Concrete “cloud vaulting” inside Bagsværd Church.Credit: Jan Søndergaard
From the outside, on its unprepossessing site surrounded by busy roads, it looks more like a factory or a barn than a church, an intentional contrast that amplifies the effect of its interior. The church space is intimate, with a wide and shallow nave, above which the 18-metre span of white-painted reinforced concrete cascades like the billowing clouds Utzon had seen in Hawaii. The diffuse light, with no obvious source, envelops the congregation. A church organist describes the sensation as like looking into infinity.
Nayman believes the church is Utzon’s most complete building. Daughter Lin wove textiles for the altar and vestments; Utzon even planted a stand of birch trees as a shield outside. “It is the only building that Jørn built as he wanted in every respect: the planning, the structure, choice of material, the details, everything,” says Nayman.
Can Lis (1971-73)
One way to view architecture is to evaluate a building purely from the sensation of joy it gives you, Jørn Utzon once said. Can Lis, his first home on Mallorca, near Porto Petro on the south-eastern coast, is the ultimate architectonic representation of this belief. Stripped bare and seemingly hewn out of the sandstone cliff it stands on, the house is a unity of place and view, challenging in some respects because of its exposure to the elements. It is a house experienced through your senses, intuitively moving between inside and out, seeking sun and shade, shelter and enclosure, observing the vastness of the sea to the horizon or the intimacy of views framed through deep window bays, which one commentator calls viewing barrels.

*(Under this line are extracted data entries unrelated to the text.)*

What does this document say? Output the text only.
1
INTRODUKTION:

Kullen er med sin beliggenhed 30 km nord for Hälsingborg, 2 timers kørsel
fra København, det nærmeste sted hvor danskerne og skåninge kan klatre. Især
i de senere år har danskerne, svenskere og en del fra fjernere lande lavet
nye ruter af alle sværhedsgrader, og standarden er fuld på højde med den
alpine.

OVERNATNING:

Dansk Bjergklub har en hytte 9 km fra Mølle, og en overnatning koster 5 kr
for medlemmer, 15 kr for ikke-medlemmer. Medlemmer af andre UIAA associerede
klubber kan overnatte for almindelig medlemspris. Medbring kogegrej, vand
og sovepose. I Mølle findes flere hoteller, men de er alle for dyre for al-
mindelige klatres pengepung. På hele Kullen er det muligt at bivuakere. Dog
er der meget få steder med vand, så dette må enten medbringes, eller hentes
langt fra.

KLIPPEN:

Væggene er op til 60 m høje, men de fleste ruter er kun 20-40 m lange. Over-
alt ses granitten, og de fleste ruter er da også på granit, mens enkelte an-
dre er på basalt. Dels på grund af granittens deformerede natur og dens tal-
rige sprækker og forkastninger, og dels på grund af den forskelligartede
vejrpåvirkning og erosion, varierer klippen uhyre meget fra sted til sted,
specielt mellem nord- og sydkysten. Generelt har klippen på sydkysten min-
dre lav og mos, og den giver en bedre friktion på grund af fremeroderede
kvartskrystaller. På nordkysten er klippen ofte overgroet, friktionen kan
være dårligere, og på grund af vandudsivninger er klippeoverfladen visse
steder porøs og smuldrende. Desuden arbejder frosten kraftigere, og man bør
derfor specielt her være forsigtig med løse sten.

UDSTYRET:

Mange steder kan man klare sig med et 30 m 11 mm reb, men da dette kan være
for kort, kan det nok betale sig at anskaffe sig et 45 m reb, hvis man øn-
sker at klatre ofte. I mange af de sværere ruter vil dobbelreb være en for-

Can Lis, Utzon’s home on the Spanish island of Mallorca.Credit: Alamy
Utzon described Can Lis as a “built expression placing man on the fringe of a landscape”, four main pavilions set off square among pines and acacias, on a cliff 20 metres above the Mediterranean facing due south to Africa. Each pavilion has a purpose – cooking and eating, living and relaxing, two for retreating and sleeping – and to get from one to the other you have to go outside. Before building them, which Utzon did using local stone masons, he climbed down the ledges of the cliff and sat in a cave and thought about the siting: “It’s all so simple, no more than the way birds know instinctively where to nest on a cliff-top. Nature was always the guide, like a small village in stone seems like it’s been there for centuries yet is also new.”
In the mid-afternoon, a shaft of light illuminates the stone block walls through a vertical opening high on the western wall of the living room – an effect Utzon called a “poetic illustration of the passing of time”.
Credit: Alamy
Now owned by the Utzon Foundation, Can Lis was home for the Utzons for almost 20 years, then to daughter Lin for 10. Lin says whenever she walks in the front door to a covered porch, where a crescent moon cut out of the blocks offers a glimpse of the space beyond, she feels relieved, removed from the world. “It is as if you have left everything behind you and you are sitting at the edge of the universe, needing nothing. It is a very overwhelming and strong feeling that my father has achieved.”
Jeni Porter is an Australian journalist who has lived in Copenhagen for the past decade, where she edits the biannual design and architecture magazine, Ark Journal. She has visited all these buildings.